Uykulu uykusuz gecenin sabahında, yarı uykulu yatağında dönerken yanında yatanı hissetmesi, farketmesi, bedenini görmesi iyice çıldırttı. Uyku sarhoşluğuyla akşamdan kalma nefret ve kinini hatırlayıp, iyice sırtını dönerek daha da uzaklaştı. Gidip gidip gelmeler, sızlanmalar, yakınmalar, sen haksızsın ben haklıyım tartışmaları, itiş kakış, restleşmeler, şikayetler, şüpheler bıktıran tartışmalar, ikisini de insanlıktan çıkartan laf sokmalar, beyin okuma, hükmetme, sen ben, ben sen, onlar bunlar, sabahı akşamı, başlangıcı sonu, gideni geleni, ahı vahı, inlemesi dinlemesi, gezmesi tozması, bayılma baygınlık, bayat, hayat memat, gir gel, otur kalk, dur yapma yapma. Of of..
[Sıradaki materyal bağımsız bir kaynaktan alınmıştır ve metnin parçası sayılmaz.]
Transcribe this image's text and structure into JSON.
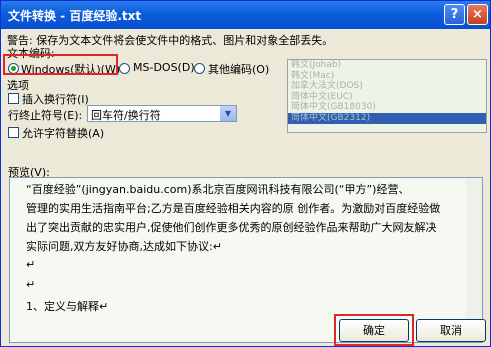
{
  "window": {
    "title": "文件转换 - 百度经验.txt",
    "help_label": "?",
    "close_label": "×"
  },
  "warning": "警告: 保存为文本文件将会使文件中的格式、图片和对象全部丢失。",
  "encoding": {
    "group_label": "文本编码:",
    "options": [
      {
        "label": "Windows(默认)(W)",
        "selected": true
      },
      {
        "label": "MS-DOS(D)",
        "selected": false
      },
      {
        "label": "其他编码(O)",
        "selected": false
      }
    ],
    "list": [
      "韩文(Johab)",
      "韩文(Mac)",
      "加拿大法文(DOS)",
      "简体中文(EUC)",
      "简体中文(GB18030)",
      "简体中文(GB2312)"
    ]
  },
  "options": {
    "group_label": "选项",
    "insert_line_breaks": "插入换行符(I)",
    "line_end_label": "行终止符号(E):",
    "line_end_value": "回车符/换行符",
    "allow_substitution": "允许字符替换(A)"
  },
  "preview": {
    "label": "预览(V):",
    "lines": [
      "“百度经验”(jingyan.baidu.com)系北京百度网讯科技有限公司(“甲方”)经营、",
      "管理的实用生活指南平台;乙方是百度经验相关内容的原 创作者。为激励对百度经验做",
      "出了突出贡献的忠实用户,促使他们创作更多优秀的原创经验作品来帮助广大网友解决",
      "实际问题,双方友好协商,达成如下协议:↵",
      "↵",
      "↵",
      "1、定义与解释↵"
    ]
  },
  "buttons": {
    "ok": "确定",
    "cancel": "取消"
  }
}
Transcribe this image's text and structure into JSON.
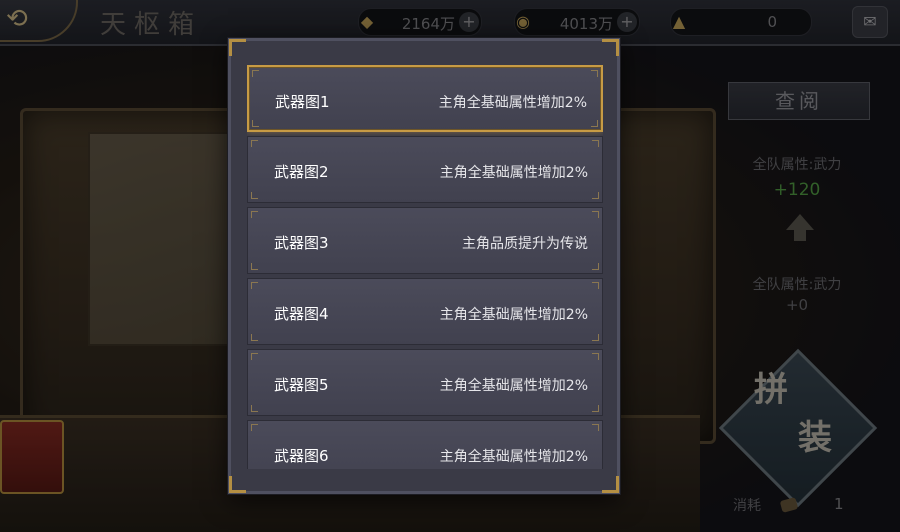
{
  "header": {
    "back_icon": "back-arrow-icon",
    "title": "天枢箱",
    "resources": [
      {
        "icon": "gold-ingot-icon",
        "value": "2164万",
        "has_plus": true
      },
      {
        "icon": "coin-icon",
        "value": "4013万",
        "has_plus": true
      },
      {
        "icon": "ore-icon",
        "value": "0",
        "has_plus": false
      }
    ],
    "chat_icon": "chat-icon"
  },
  "modal": {
    "items": [
      {
        "name": "武器图1",
        "effect": "主角全基础属性增加2%",
        "selected": true
      },
      {
        "name": "武器图2",
        "effect": "主角全基础属性增加2%",
        "selected": false
      },
      {
        "name": "武器图3",
        "effect": "主角品质提升为传说",
        "selected": false
      },
      {
        "name": "武器图4",
        "effect": "主角全基础属性增加2%",
        "selected": false
      },
      {
        "name": "武器图5",
        "effect": "主角全基础属性增加2%",
        "selected": false
      },
      {
        "name": "武器图6",
        "effect": "主角全基础属性增加2%",
        "selected": false
      }
    ]
  },
  "side": {
    "view_button": "查阅",
    "stat_current_label": "全队属性:武力",
    "stat_current_value": "+120",
    "stat_next_label": "全队属性:武力",
    "stat_next_value": "+0",
    "assemble_char1": "拼",
    "assemble_char2": "装",
    "consume_label": "消耗",
    "consume_count": "1"
  },
  "colors": {
    "accent_gold": "#c79b45",
    "stat_green": "#56a548",
    "modal_bg": "#3a3a46"
  }
}
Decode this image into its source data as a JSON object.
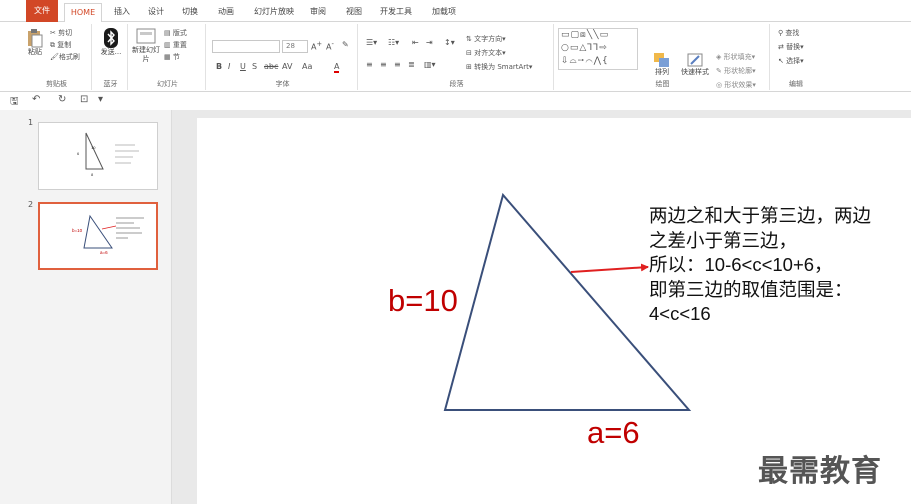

Artık tahammülün kalmadığını, Ya rabbim al canımı duaları, uzaklık yakınlık, gerginlik, bıktıran şikayetler, derin derin düşünmesi, yanındaki adamın varla yok arası sessizliği, içine kapanması, ondan uzaklaşması, iyice delirmesine sebepti zaten. Döndü şöyle bir baktı, adam gene sessiz, yüzüstü yatıyordu. Döner de bir şey söyler diye daha da yatağın öbür ucuna doğru uzaklaştı, yorgana iyice sarıldı.
Yapacak bir şey kalmadı diyordu içinden. Bitti, kalmadı ama hala neden birlikteydiler ve hala aynı yatak neden paylaşılıyordu. Aslında hala seviyorum diye içinden geçirdi, hemencecik vazgeçti, kahretsin Allah almadı ki canımı, hala çekiyorum yıllardır diye kahretti. Başka şeyler düşünmeye başladı.. Çocuklar zaten kocaman olmuş kendilerini kurtarmış; kız nişanlı, oğlan üniversiteyi bitirecekti. Aslında artık parasal sıkıntıları da yoktu. Ev kıra değil, geçim de kötü değil, yeme içme dersen işte orta hallice, tatil gezme tozma yerine göre yapılıyordu. Bilenler sezenler vardı aslında ama, görüntü.. Eş dost ziyareti hala her şeye rağmen hafta sonu piknikleri devam ediyor, hiç bir şey yokmuş gibi dosta düşmana inat gülünüyor, kimsenin anlamasına hatta ne kadar mutlular ve huzurlular da denilebiliyordu. Nedense dışarıya karşı benim eşim dedikçe ağızlarından bir daha benim eşim çıkıyordu.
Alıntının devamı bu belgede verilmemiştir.